Apprivoiser son ombre ?

C'est un conseil que nombre de thérapeutes et de livres donnent aux personnes qui souffrent psychologiquement : apprivoisez votre ombre...

Je cite un de ces livres (attention, style moyennement compréhensible) :

"La réintégration de l'ombre est essentielle au développement d'une solide estime de soi. En effet, les pulsions de l'ombre qui auraient été laissé pour compte et n'aurait pas été apprivoisées viendront constamment consumer l'énergie du soi et en miner l'estime. Pour pouvoir harmoniser la persona et l'ombre, il est nécessaire de changer de registre, c'est-à-dire de recourir non pas aux efforts volontaires de l'ego mais à la force intégrative du Soi."

Pour comprendre ce que signifie ce conseil un peu nébuleux, et s'il est valable, il faut déjà décrypter ce terme mystérieux d'ombre. Selon la définition psychologique qu'on en donne généralement, l'ombre c'est tout ce que nous avons refoulé parce qu'on le juge inacceptable : bizzarerie, hostilité, esprit de délinquance, paresse, penchant pour les transgressions, etc.

Je cite encore le même livre :

"La peur d'être rejetée par son milieu fait que, jusqu'à la trentaine, une personne remplit son sac à déchets de tous ces matériaux. Au mitan de la vie, au moment où elle aura atteint davantage de maturité et sera devenue plus sûre d'elle-même, il sera temps pour elle de se mettre à vider le sac à déchets et à recycler tout le riche potentiel qu'elle y aura enfoui."
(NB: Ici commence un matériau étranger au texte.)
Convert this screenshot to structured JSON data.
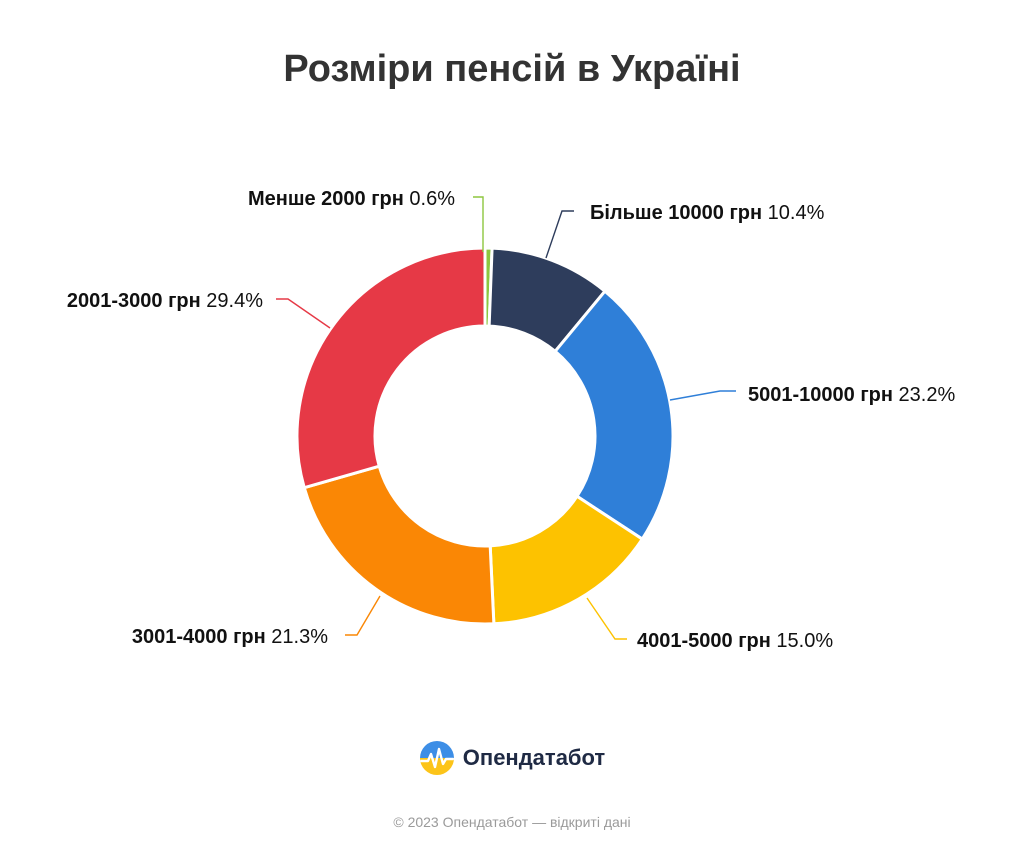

L'ombre (ou le sac à déchets) serait donc à reconnaître, apprivoiser, recycler, intégrer, réintégrer... bref il serait bon de se réconcilier avec elle. Grâce à cette réconciliation, on trouverait paix, lucidité et estime de soi.

Ce qui est résumé ici en quelques lignes, est une théorie abondamment développée chez de nombreux auteurs. Une citation l'illustre : "La fleur, c'est le fumier qui a été aimé" (Placide Gaboury). Ce qu'on pourrait exprimer encore d'une autre manière : aimez la merde, et elle se changera en or.
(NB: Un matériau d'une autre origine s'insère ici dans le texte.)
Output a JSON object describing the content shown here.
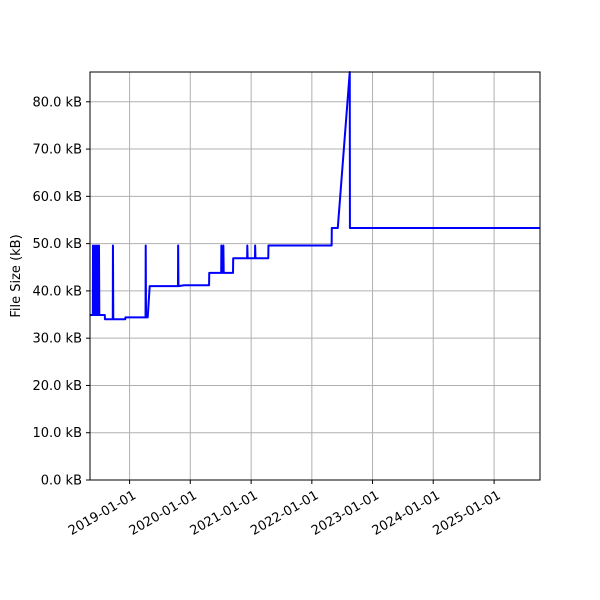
{
  "chart_data": {
    "type": "line",
    "title": "",
    "xlabel": "",
    "ylabel": "File Size (kB)",
    "xlim": [
      "2018-05-08",
      "2025-10-04"
    ],
    "ylim": [
      0,
      86.3
    ],
    "grid": true,
    "line_color": "#0000ff",
    "x_ticks": [
      "2019-01-01",
      "2020-01-01",
      "2021-01-01",
      "2022-01-01",
      "2023-01-01",
      "2024-01-01",
      "2025-01-01"
    ],
    "y_ticks": [
      0,
      10,
      20,
      30,
      40,
      50,
      60,
      70,
      80
    ],
    "y_tick_labels": [
      "0.0 kB",
      "10.0 kB",
      "20.0 kB",
      "30.0 kB",
      "40.0 kB",
      "50.0 kB",
      "60.0 kB",
      "70.0 kB",
      "80.0 kB"
    ],
    "series": [
      {
        "points": [
          [
            "2018-05-08",
            34.9
          ],
          [
            "2018-05-25",
            34.9
          ],
          [
            "2018-05-26",
            49.6
          ],
          [
            "2018-05-28",
            34.9
          ],
          [
            "2018-06-06",
            34.9
          ],
          [
            "2018-06-07",
            49.6
          ],
          [
            "2018-06-09",
            34.9
          ],
          [
            "2018-06-18",
            34.9
          ],
          [
            "2018-06-19",
            49.6
          ],
          [
            "2018-06-21",
            34.9
          ],
          [
            "2018-06-30",
            34.9
          ],
          [
            "2018-07-01",
            49.6
          ],
          [
            "2018-07-03",
            34.9
          ],
          [
            "2018-08-05",
            34.9
          ],
          [
            "2018-08-06",
            34.0
          ],
          [
            "2018-09-22",
            34.0
          ],
          [
            "2018-09-23",
            49.6
          ],
          [
            "2018-09-25",
            34.0
          ],
          [
            "2018-12-06",
            34.0
          ],
          [
            "2018-12-07",
            34.4
          ],
          [
            "2019-04-07",
            34.4
          ],
          [
            "2019-04-08",
            49.6
          ],
          [
            "2019-04-10",
            34.4
          ],
          [
            "2019-04-20",
            34.4
          ],
          [
            "2019-05-02",
            41.0
          ],
          [
            "2019-10-19",
            41.0
          ],
          [
            "2019-10-20",
            49.6
          ],
          [
            "2019-10-22",
            41.0
          ],
          [
            "2019-11-26",
            41.2
          ],
          [
            "2020-04-23",
            41.2
          ],
          [
            "2020-04-24",
            43.8
          ],
          [
            "2020-07-05",
            43.8
          ],
          [
            "2020-07-06",
            49.6
          ],
          [
            "2020-07-08",
            43.8
          ],
          [
            "2020-07-17",
            43.8
          ],
          [
            "2020-07-18",
            49.6
          ],
          [
            "2020-07-20",
            43.8
          ],
          [
            "2020-09-14",
            43.8
          ],
          [
            "2020-09-15",
            46.9
          ],
          [
            "2020-12-08",
            46.9
          ],
          [
            "2020-12-09",
            49.6
          ],
          [
            "2020-12-11",
            46.9
          ],
          [
            "2021-01-24",
            46.9
          ],
          [
            "2021-01-25",
            49.6
          ],
          [
            "2021-01-27",
            46.9
          ],
          [
            "2021-04-14",
            46.9
          ],
          [
            "2021-04-15",
            49.6
          ],
          [
            "2022-04-30",
            49.6
          ],
          [
            "2022-05-01",
            53.3
          ],
          [
            "2022-06-06",
            53.3
          ],
          [
            "2022-08-17",
            86.3
          ],
          [
            "2022-08-18",
            53.3
          ],
          [
            "2025-10-04",
            53.3
          ]
        ]
      }
    ]
  }
}
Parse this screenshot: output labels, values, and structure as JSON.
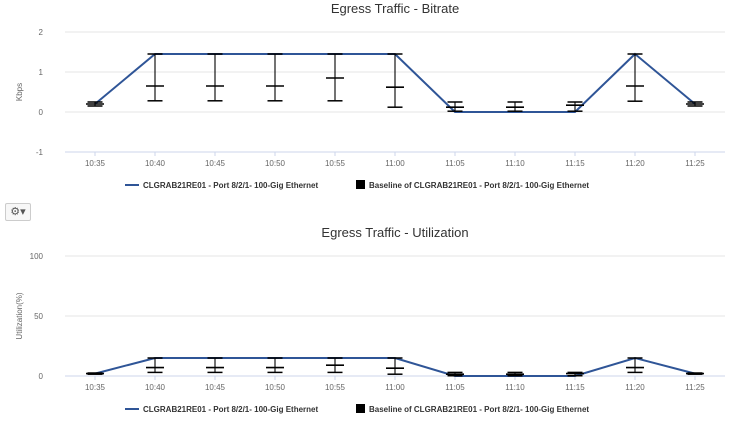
{
  "chart_data": [
    {
      "type": "line",
      "title": "Egress Traffic - Bitrate",
      "ylabel": "Kbps",
      "xlabel": "",
      "ylim": [
        -1,
        2
      ],
      "yticks": [
        -1,
        0,
        1,
        2
      ],
      "grid": true,
      "legend_placement": "bottom",
      "categories": [
        "10:35",
        "10:40",
        "10:45",
        "10:50",
        "10:55",
        "11:00",
        "11:05",
        "11:10",
        "11:15",
        "11:20",
        "11:25"
      ],
      "series": [
        {
          "name": "CLGRAB21RE01 - Port 8/2/1- 100-Gig Ethernet",
          "type": "line",
          "color": "#2f5597",
          "values": [
            0.2,
            1.45,
            1.45,
            1.45,
            1.45,
            1.45,
            0.0,
            0.0,
            0.0,
            1.45,
            0.2
          ]
        },
        {
          "name": "Baseline of CLGRAB21RE01 - Port 8/2/1- 100-Gig Ethernet",
          "type": "errorbar",
          "color": "#000000",
          "low": [
            0.15,
            0.28,
            0.28,
            0.28,
            0.28,
            0.12,
            0.02,
            0.02,
            0.02,
            0.27,
            0.15
          ],
          "median": [
            0.2,
            0.65,
            0.65,
            0.65,
            0.85,
            0.62,
            0.12,
            0.12,
            0.17,
            0.65,
            0.2
          ],
          "high": [
            0.25,
            1.45,
            1.45,
            1.45,
            1.45,
            1.45,
            0.25,
            0.25,
            0.25,
            1.45,
            0.25
          ]
        }
      ]
    },
    {
      "type": "line",
      "title": "Egress Traffic - Utilization",
      "ylabel": "Utilization(%)",
      "xlabel": "",
      "ylim": [
        0,
        100
      ],
      "yticks": [
        0,
        50,
        100
      ],
      "grid": true,
      "legend_placement": "bottom",
      "categories": [
        "10:35",
        "10:40",
        "10:45",
        "10:50",
        "10:55",
        "11:00",
        "11:05",
        "11:10",
        "11:15",
        "11:20",
        "11:25"
      ],
      "series": [
        {
          "name": "CLGRAB21RE01 - Port 8/2/1- 100-Gig Ethernet",
          "type": "line",
          "color": "#2f5597",
          "values": [
            2,
            15,
            15,
            15,
            15,
            15,
            0,
            0,
            0,
            15,
            2
          ]
        },
        {
          "name": "Baseline of CLGRAB21RE01 - Port 8/2/1- 100-Gig Ethernet",
          "type": "errorbar",
          "color": "#000000",
          "low": [
            1.5,
            3,
            3,
            3,
            3,
            1.5,
            0.2,
            0.2,
            0.2,
            3,
            1.5
          ],
          "median": [
            2,
            7,
            7,
            7,
            9,
            6.5,
            1.5,
            1.5,
            2,
            7,
            2
          ],
          "high": [
            2.5,
            15,
            15,
            15,
            15,
            15,
            3,
            3,
            3,
            15,
            2.5
          ]
        }
      ]
    }
  ],
  "toolbar": {
    "gear_icon": "gear-icon",
    "gear_glyph": "⚙▾"
  }
}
Cette théorie présente une failles logique assez large (très large même) que dissimule l'emploi de mots à demi compréhensibles combinés en phrases harmonieuses.

Voici la faille : comment peut-on recycler ou apprivoiser une tendance à la paresse, autrement qu'en restant au lit sans rien faire ? Autrement dit, comment les pulsions destructrices, asociales ou je-m'en-foutistes de l'ombre peuvent être recyclées dans autre chose que des comportements destructeurs, asociaux ou je-m'en-foutistes ?
Prenons une comparaison : j'ai une tonne de papier sale à recycler. Je peux le recycler en papier recyclé, en carton recyclé... et... c'est à peu près tout. Je ne peux pas recycler ma tonne de papier en bouteilles de verre, ni en sac en plastique. Après recyclage, le papier reste du papier (ou quelque chose de très similaire).

Réexaminons dans un esprit critique la phrase de Placide Gaboury : "une fleur, c'est du fumier qu'on a aimé".

Est-ce que c'est littéralement vrai ?

Suffit-il de prendre un gros tas de fumier bien puant et de lui faire des bisous en lui disant "je t'aime", pour voir une fleur s'y épanouir ?...

Ou est-ce qu'il faut aussi et surtout une graine ?

D'autre part, est-ce que l'aggressivité, la paresse, la délinquance... sont un terreau fertile pour les fleurs ? Autrement dit, est-ce que l'estime de soi et la paix intérieure se nourrissent de la haine, du laisser-aller... de ce genre de fumier ?

En fait, ce conseil (apprivoisez votre ombre) est en contradiction totale avec le plus élémentaire bon sens. C'est d'ailleurs pour cette raison même qu'il parait valable : le paradoxe présente souvent quelque chose de séduisant et de neuf qui donne envie d'y croire. Et puis, ce serait tellement pratique s'il suffisait d'aimer son mauvais côté pour trouver paix et bonheur...

Indiscutablement, chaque être humain est suivi partout par son ombre (un paquet de mauvais penchants et de tendances destructrices et auto-destructrices). Est-ce que cette ombre est à refouler et bannir ou à intégrer et aimer ?... Les psys répondent : "à aimer".

Aimez la merde, elle se changera en or.

Mais si l'on se remet dans l'état d'esprit qu'on avait à sept ans - à cet âge, on n'aimait pas encore les paradoxes sophistiqués, on était encore en contact avec son bon sens naturel, inné - on ne sera pas d'accord.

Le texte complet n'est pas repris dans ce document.